Dış politikada 20.ci yüzyıla damga vuran birisi varsa o da herhalde Henry Kissinger’dır. Cumhuriyet’ten beş ay önce Bavyera’da Musevi bir ailenin çocuğu olarak dünya ’ya gelen Kissinger, Hitler’in Nazi Almanya’sını birebir yaşadı. Irkçı politikalardan kaçmak isteyen öğretmen babası tüm ailesi ile Amerika’ya göç etti ve New York’a yerleştiler. Eğitimini orada devam ettirirken yirmi yaşında Amerikan vatandaşı olarak askere gitti ve İkinci Dünya Savaşına katıldı. Almanca bildiğinden dolayı harp sonrası işgal kuvvetlerinde görev aldı ve Soğuk Savaş’ın başlangıcına şahit oldu. Amerika’ya döndükten sonra Harvard’da çok başarılı bir siyaset bilimi öğrencisi olarak göze çarptı ve akademik hayata atıldı. Eserleri ile ünlenen Kissinger, Cumhuriyetçi Parti’ye yakınlaştı ve siyasi kariyerine Başkan Nixon’un Ulusal Güvenlik Danışmanı olarak adım attı ve Amerikan dış politikasına yön vermeye başladı. Kennedy ile başlayan ve Johnson yönetiminde tırmanan Vietnam Savaşında başrol oynadı.

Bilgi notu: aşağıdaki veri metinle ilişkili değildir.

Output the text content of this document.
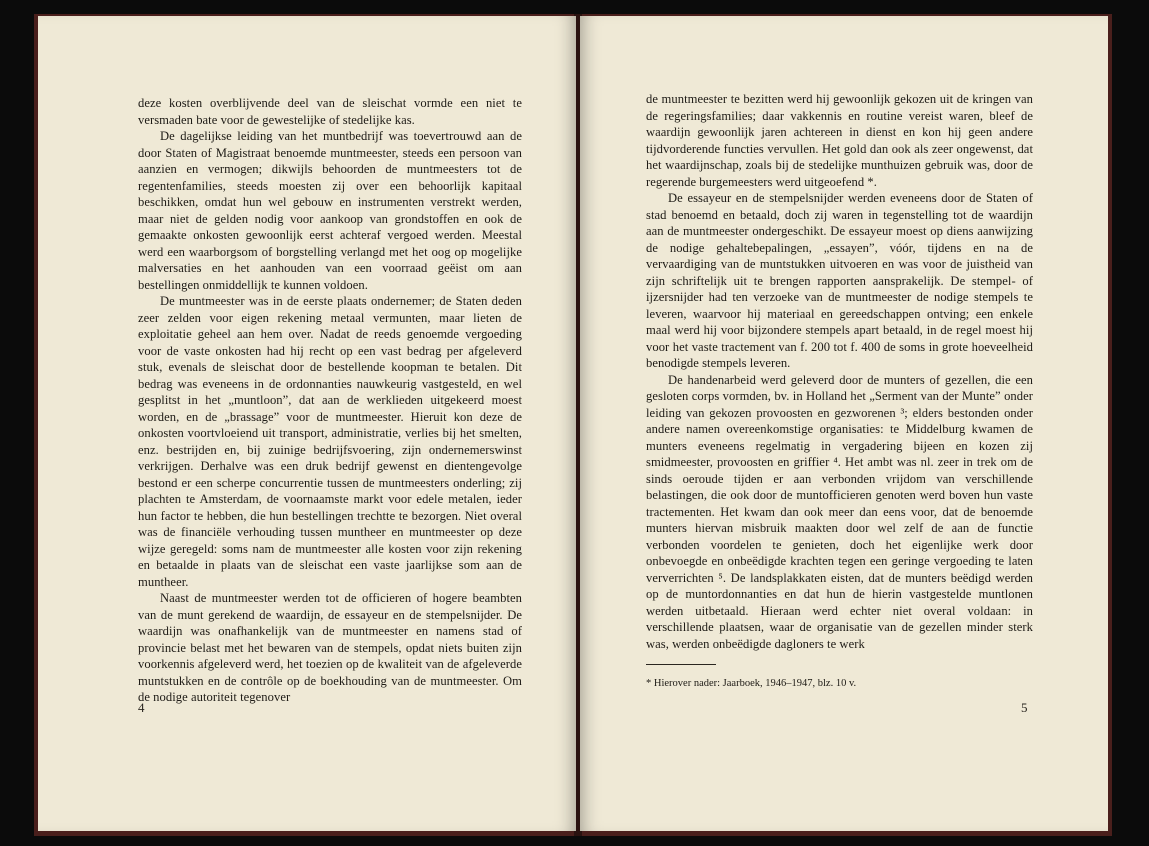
deze kosten overblijvende deel van de sleischat vormde een niet te versmaden bate voor de gewestelijke of stedelijke kas.

De dagelijkse leiding van het muntbedrijf was toevertrouwd aan de door Staten of Magistraat benoemde muntmeester, steeds een persoon van aanzien en vermogen; dikwijls behoorden de muntmeesters tot de regentenfamilies, steeds moesten zij over een behoorlijk kapitaal beschikken, omdat hun wel gebouw en instrumenten verstrekt werden, maar niet de gelden nodig voor aankoop van grondstoffen en ook de gemaakte onkosten gewoonlijk eerst achteraf vergoed werden. Meestal werd een waarborgsom of borgstelling verlangd met het oog op mogelijke malversaties en het aanhouden van een voorraad geëist om aan bestellingen onmiddellijk te kunnen voldoen.

De muntmeester was in de eerste plaats ondernemer; de Staten deden zeer zelden voor eigen rekening metaal vermunten, maar lieten de exploitatie geheel aan hem over. Nadat de reeds genoemde vergoeding voor de vaste onkosten had hij recht op een vast bedrag per afgeleverd stuk, evenals de sleischat door de bestellende koopman te betalen. Dit bedrag was eveneens in de ordonnanties nauwkeurig vastgesteld, en wel gesplitst in het „muntloon”, dat aan de werklieden uitgekeerd moest worden, en de „brassage” voor de muntmeester. Hieruit kon deze de onkosten voortvloeiend uit transport, administratie, verlies bij het smelten, enz. bestrijden en, bij zuinige bedrijfsvoering, zijn ondernemerswinst verkrijgen. Derhalve was een druk bedrijf gewenst en dientengevolge bestond er een scherpe concurrentie tussen de muntmeesters onderling; zij plachten te Amsterdam, de voornaamste markt voor edele metalen, ieder hun factor te hebben, die hun bestellingen trechtte te bezorgen. Niet overal was de financiële verhouding tussen muntheer en muntmeester op deze wijze geregeld: soms nam de muntmeester alle kosten voor zijn rekening en betaalde in plaats van de sleischat een vaste jaarlijkse som aan de muntheer.

Naast de muntmeester werden tot de officieren of hogere beambten van de munt gerekend de waardijn, de essayeur en de stempelsnijder. De waardijn was onafhankelijk van de muntmeester en namens stad of provincie belast met het bewaren van de stempels, opdat niets buiten zijn voorkennis afgeleverd werd, het toezien op de kwaliteit van de afgeleverde muntstukken en de contrôle op de boekhouding van de muntmeester. Om de nodige autoriteit tegenover

4

de muntmeester te bezitten werd hij gewoonlijk gekozen uit de kringen van de regeringsfamilies; daar vakkennis en routine vereist waren, bleef de waardijn gewoonlijk jaren achtereen in dienst en kon hij geen andere tijdvorderende functies vervullen. Het gold dan ook als zeer ongewenst, dat het waardijnschap, zoals bij de stedelijke munthuizen gebruik was, door de regerende burgemeesters werd uitgeoefend *.

De essayeur en de stempelsnijder werden eveneens door de Staten of stad benoemd en betaald, doch zij waren in tegenstelling tot de waardijn aan de muntmeester ondergeschikt. De essayeur moest op diens aanwijzing de nodige gehaltebepalingen, „essayen”, vóór, tijdens en na de vervaardiging van de muntstukken uitvoeren en was voor de juistheid van zijn schriftelijk uit te brengen rapporten aansprakelijk. De stempel- of ijzersnijder had ten verzoeke van de muntmeester de nodige stempels te leveren, waarvoor hij materiaal en gereedschappen ontving; een enkele maal werd hij voor bijzondere stempels apart betaald, in de regel moest hij voor het vaste tractement van f. 200 tot f. 400 de soms in grote hoeveelheid benodigde stempels leveren.

De handenarbeid werd geleverd door de munters of gezellen, die een gesloten corps vormden, bv. in Holland het „Serment van der Munte” onder leiding van gekozen provoosten en gezworenen ³; elders bestonden onder andere namen overeenkomstige organisaties: te Middelburg kwamen de munters eveneens regelmatig in vergadering bijeen en kozen zij smidmeester, provoosten en griffier ⁴. Het ambt was nl. zeer in trek om de sinds oeroude tijden er aan verbonden vrijdom van verschillende belastingen, die ook door de muntofficieren genoten werd boven hun vaste tractementen. Het kwam dan ook meer dan eens voor, dat de benoemde munters hiervan misbruik maakten door wel zelf de aan de functie verbonden voordelen te genieten, doch het eigenlijke werk door onbevoegde en onbeëdigde krachten tegen een geringe vergoeding te laten ververrichten ⁵. De landsplakkaten eisten, dat de munters beëdigd werden op de muntordonnanties en dat hun de hierin vastgestelde muntlonen werden uitbetaald. Hieraan werd echter niet overal voldaan: in verschillende plaatsen, waar de organisatie van de gezellen minder sterk was, werden onbeëdigde dagloners te werk

* Hierover nader: Jaarboek, 1946–1947, blz. 10 v.
5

Hava bombardımanına ağırlık vererek, özellikle de napalm kullanarak Amerika’nın devasa askeri gücü ile savaşı kazanmaya girişti. Hedefine ulaşmakta zorlanınca savaşa ortak olmayan sınır ülkeleri Laos ve Kamboçya’ya da havadan adeta ölüm yağdırılmasını önerdi. NATO müttefiklerinde özellikle öğrenci hareketleri bunu savaş suçu olarak adlandırarak geniş çaplı protestolara giriştiler. Tabii ki, Amerikan halkı da menfi gelişmelere uzak kalmadı ve ülke siyaseten bölündü. Bir yandan genç Amerikalılar zorunlu askerliğe karşı çıkıp askere gitmezken, Başkan Nixon tekrar seçilme endişesi ile dâhili siyasete ağırlık verirken Kissinger dış politikada tek adam oldu. Mao ve komünistler 1949’de iktidara geldiklerinde Amerika onları hukuken tanımayı reddetmişti. Çin’in resmi temsilcisi olarak hala Milliyetçi unsurları tanımaya ve Birleşmiş Milletler Güvenlik Konsey’inde onların yer almasını destekledi. Ta ki 1971’e kadar. Soğuk Savaş’ta Sovyetler Birliği’ni dengelemek amacı ile Çin’e açılımı Kissinger başlattı. Basından saklanarak gizlice Pekin’e gidip Mao ile görüştü. Stalin’in ölümünden sonra git gide bozulan ve arası açılan iki komünist ülke Amerika için bir fırsat yarattı ve Vaşington Çin Halk Cumhuriyet’ini resmen tanıyarak Sovyetleri yalnızlaştırmayı amaçladı. 1973’te hem Ulusal Güvenlik Danışmanı hem de Dışişleri Bakanı olan ilk şahıs oldu. Bakan olmadan on gün önce ise Şili’nin demokratik Cumhurbaşkanı Allende’nin askeri darbe ile devrilmesine öncü oldu. Sovyetlere karşı en etkili silah olarak kullanılan demokrasi Latin Amerika’da sanki geçerli değil[1]di. Kissinger’e göre seçimle gelen Marksist bir liderin meşru olmayan yollarla görevinden zorla ayrılmasında sakınca yoktu. Amerika arka bahçesinde buna izin veremezdi ve vermedi de. Bunu yıllar sonra soğuk savaşın mecburiyeti diye savunmaya devam etti. Nixon’un Watergate skandalından sonra istifa etmesi ile aynı görevleri Başkan Ford’un altında sürdürmeyi başardı. Etkisi görev süresi ile sınırlı kalmadı, hatta Trump’ı tek gerçek lider olarak tanımladı ve başkan olduğunda görüştü. Dünya sahnesindeki son etkinliği - yüz yaşında - temmuz ayında Xi Jinping ile buluşması olmuştu.